Even more galling was his implied complaint about the injustice of it all: How can a well-respected white man with solid experience lose out to women or people of color?

The truth is, having board members with different backgrounds is important, and that is now being recognized, not ignored. My board credentials, by the way, are also solid. I have worked for more than 35 years in financial services, and I was the first Black woman to be a partner at Goldman Sachs. I got that promotion in 2000 — 131 years after the company was founded. I headed the firm’s human resources department for a decade. I’ve run multimillion-dollar, client-facing businesses with large teams of people reporting to me. I’m now on the boards of Amazon and PepsiCo, and I’ve been on the boards of Slack and Etsy. The executives and boards of these companies prioritized diversity of experience as critical to their organizations’ success. My identity as a Black woman is part of that experience.

… “Listen to what you just said,” was my immediate reaction to the person who made the comment about his lost opportunities. You’ve had it your way for decades. It has taken years to get to the point today where corporate leaders are seriously considering equality of opportunity for people of color, I explained.

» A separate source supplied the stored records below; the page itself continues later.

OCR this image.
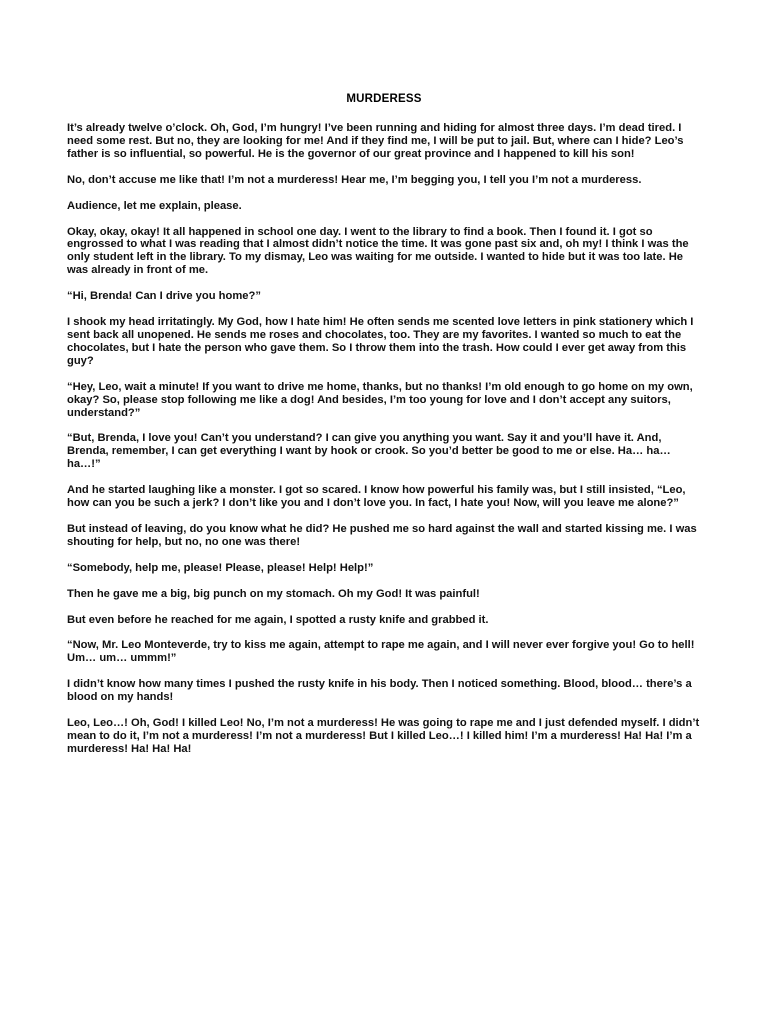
MURDERESS

It’s already twelve o’clock. Oh, God, I’m hungry! I’ve been running and hiding for almost three days. I’m dead tired. I need some rest. But no, they are looking for me! And if they find me, I will be put to jail. But, where can I hide? Leo’s father is so influential, so powerful. He is the governor of our great province and I happened to kill his son!

No, don’t accuse me like that! I’m not a murderess! Hear me, I’m begging you, I tell you I’m not a murderess.

Audience, let me explain, please.

Okay, okay, okay! It all happened in school one day. I went to the library to find a book. Then I found it. I got so engrossed to what I was reading that I almost didn’t notice the time. It was gone past six and, oh my! I think I was the only student left in the library. To my dismay, Leo was waiting for me outside. I wanted to hide but it was too late. He was already in front of me.

“Hi, Brenda! Can I drive you home?”

I shook my head irritatingly. My God, how I hate him! He often sends me scented love letters in pink stationery which I sent back all unopened. He sends me roses and chocolates, too. They are my favorites. I wanted so much to eat the chocolates, but I hate the person who gave them. So I throw them into the trash. How could I ever get away from this guy?

“Hey, Leo, wait a minute! If you want to drive me home, thanks, but no thanks! I’m old enough to go home on my own, okay? So, please stop following me like a dog! And besides, I’m too young for love and I don’t accept any suitors, understand?”

“But, Brenda, I love you! Can’t you understand? I can give you anything you want. Say it and you’ll have it. And, Brenda, remember, I can get everything I want by hook or crook. So you’d better be good to me or else. Ha… ha… ha…!”

And he started laughing like a monster. I got so scared. I know how powerful his family was, but I still insisted, “Leo, how can you be such a jerk? I don’t like you and I don’t love you. In fact, I hate you! Now, will you leave me alone?”

But instead of leaving, do you know what he did? He pushed me so hard against the wall and started kissing me. I was shouting for help, but no, no one was there!

“Somebody, help me, please! Please, please! Help! Help!”

Then he gave me a big, big punch on my stomach. Oh my God! It was painful!

But even before he reached for me again, I spotted a rusty knife and grabbed it.

“Now, Mr. Leo Monteverde, try to kiss me again, attempt to rape me again, and I will never ever forgive you! Go to hell! Um… um… ummm!”

I didn’t know how many times I pushed the rusty knife in his body. Then I noticed something. Blood, blood… there’s a blood on my hands!

Leo, Leo…! Oh, God! I killed Leo! No, I’m not a murderess! He was going to rape me and I just defended myself. I didn’t mean to do it, I’m not a murderess! I’m not a murderess! But I killed Leo…! I killed him! I’m a murderess! Ha! Ha! I’m a murderess! Ha! Ha! Ha!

Implicit in my professional acquaintance’s observation is the assumption, which I have also heard articulated by younger white men, that giving women and people of color equal opportunities will mean lowering the bar — that we are not quite as qualified and the businesses that hire us will suffer. This is ostrich thinking that ignores the privilege that has allowed white men to dominate the leadership ranks of almost every institution in the United States for centuries, whether or not they were the strongest candidates. And it’s just plain incorrect. There is an enormous body of research that shows teams made up of people from different backgrounds, ethnicities or genders perform better.

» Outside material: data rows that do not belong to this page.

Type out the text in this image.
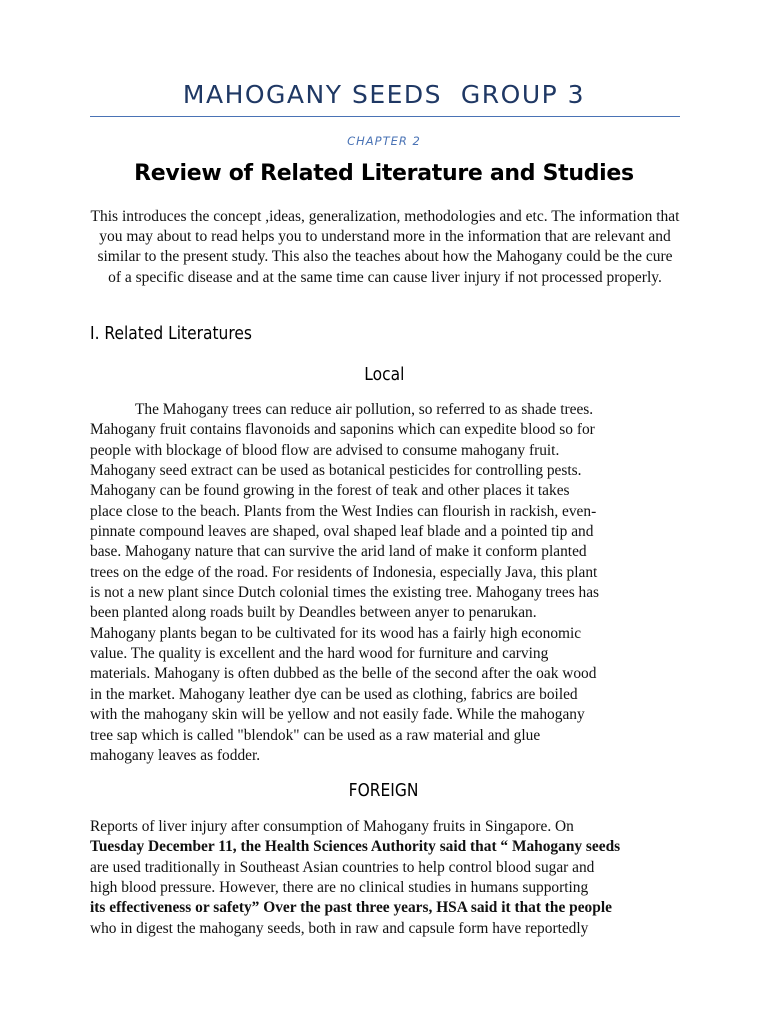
MAHOGANY SEEDS  GROUP 3
CHAPTER 2
Review of Related Literature and Studies
This introduces the concept ,ideas, generalization, methodologies and etc. The information that you may about to read helps you to understand more in the information that are relevant and similar to the present study. This also the teaches about how the Mahogany could be the cure of a specific disease and at the same time can cause liver injury if not processed properly.
I. Related Literatures
Local
The Mahogany trees can reduce air pollution, so referred to as shade trees.
Mahogany fruit contains flavonoids and saponins which can expedite blood so for
people with blockage of blood flow are advised to consume mahogany fruit.
Mahogany seed extract can be used as botanical pesticides for controlling pests.
Mahogany can be found growing in the forest of teak and other places it takes
place close to the beach. Plants from the West Indies can flourish in rackish, even-
pinnate compound leaves are shaped, oval shaped leaf blade and a pointed tip and
base. Mahogany nature that can survive the arid land of make it conform planted
trees on the edge of the road. For residents of Indonesia, especially Java, this plant
is not a new plant since Dutch colonial times the existing tree. Mahogany trees has
been planted along roads built by Deandles between anyer to penarukan.
Mahogany plants began to be cultivated for its wood has a fairly high economic
value. The quality is excellent and the hard wood for furniture and carving
materials. Mahogany is often dubbed as the belle of the second after the oak wood
in the market. Mahogany leather dye can be used as clothing, fabrics are boiled
with the mahogany skin will be yellow and not easily fade. While the mahogany
tree sap which is called "blendok" can be used as a raw material and glue
mahogany leaves as fodder.
FOREIGN
Reports of liver injury after consumption of Mahogany fruits in Singapore. On
Tuesday December 11, the Health Sciences Authority said that “ Mahogany seeds
are used traditionally in Southeast Asian countries to help control blood sugar and
high blood pressure. However, there are no clinical studies in humans supporting
its effectiveness or safety” Over the past three years, HSA said it that the people
who in digest the mahogany seeds, both in raw and capsule form have reportedly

Look at the wonders diversity is doing for Ethiopia tonight.

Her link goes to the usual McKinsey propaganda. If you can’t trust McKinsey, who can you trust?

… My acquaintance was right about one thing: The world is changing as younger people enter the work force. My 31-year-old daughter, Jordan Taylor, with whom I run a company that brings people with diverse backgrounds together in group coaching sessions,

What percentage of black women op-edsters are in the executive coaching business?

is part of the generation that won’t stand for bias. They get loud, and they take action. They are also proactively addressing the challenges, looking for opportunities, demanding the mentorship and sponsorship at work that will help them develop their careers. They expect this, as anyone should.

Swell, who wouldn’t want to get roped into mentoring this lady’s loud, touchy anti-white daughter?